最主要的是,连连挨打可不是她邵氏的个性,也得让那丫头知道知道,自己可不是好惹的。
给我眼睛放亮点!
……
大半夜的,谢玉渊似乎并不吃惊谢二爷的大驾光临。
因为上辈子谢二爷也来过,为的是她冲撞了谢玉湄几句。
那一回自己跪在地上听了半个时辰的训斥,直到谢二爷唾沫星子都喷完了,才被允许站起来。
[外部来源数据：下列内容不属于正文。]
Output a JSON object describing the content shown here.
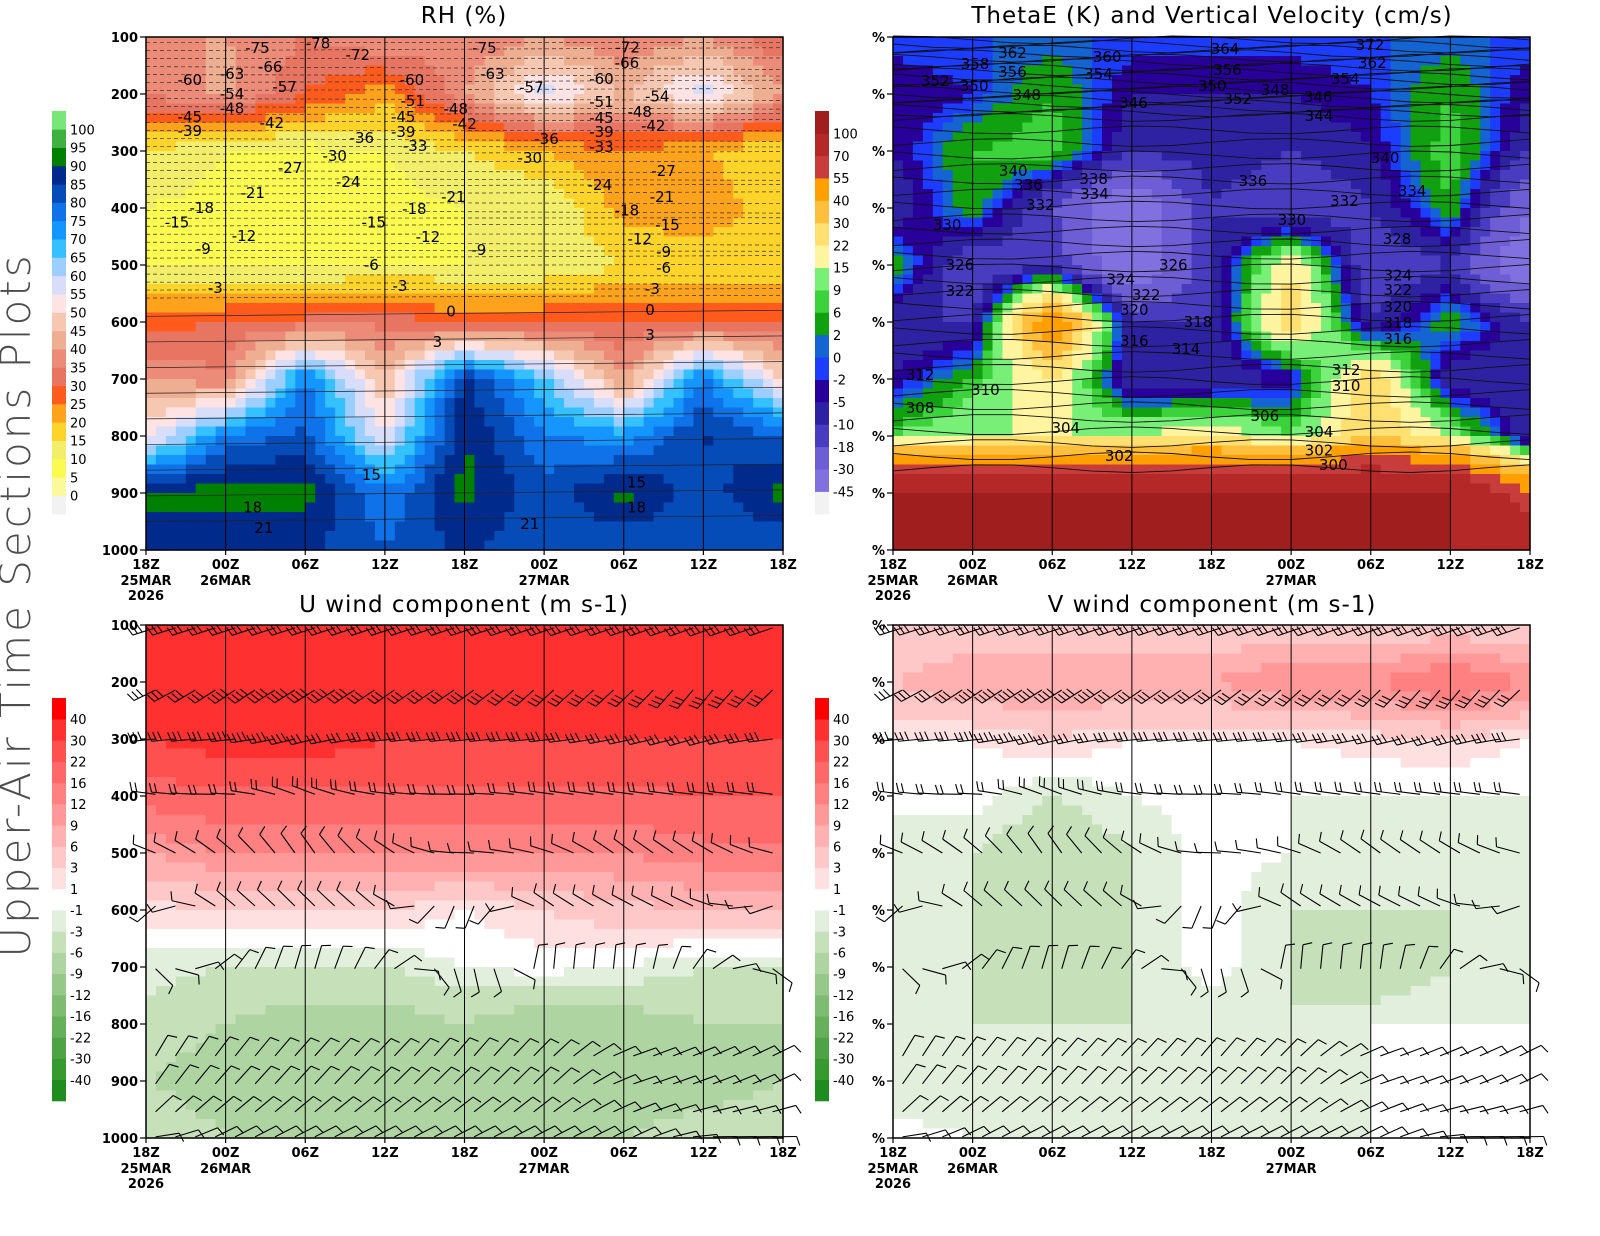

那回过后,自己在谢府行事越发的小心翼翼,不肯多说一句话,不愿多走一步路,生怕得罪了谁。
可结果……还不是惨死。
所以,这一世她一不跪,二不低头,只拿眼睛冷冷看着面前愤怒的男子。
“父亲大人让我跪,女儿不得不跪,但跪也得有个说法,女儿到底做错了什么?”
谢二爷气得倒仰,“你私自挑选下人,还逼着太太给你安置小厨房,还说没有做错?”
谢玉渊淡淡一笑道:“听大伯母说,姨娘房里的下人,可都是她一个个亲自挑选的。长得漂亮的,不要;长得狐媚的,撵出去;我娘是个疯的,女儿不懂规矩,跟着姨娘学,难道有错吗?”
“你……”
谢二爷被气得差点七窍流血,却半句话也说不出来。
谢玉渊目光一冷,“小厨房的事情也是事出有因。娘这些年在孙家庄身体亏空很多,女儿心疼,想私下给娘补一补,这孝心难道也有错?”
说着,便滚珠般的泪水止也止不住的哭了起来。
“我和娘从前连顿饱饭都没有,饿怕了,这会好不容易被父亲大人接回来,想多吃几口吃食,也错了吗?父亲大人若是要连这个都责怪,那还不如把我们娘俩再送回庄上。”
谢二爷能说什么?
谢二爷连个屁都放不出来,灰溜溜的离开了青草堂,去了福寿堂。和老爷、太太一通商量后,命管家明儿一早就给青草堂支个小厨房,银子从公中走。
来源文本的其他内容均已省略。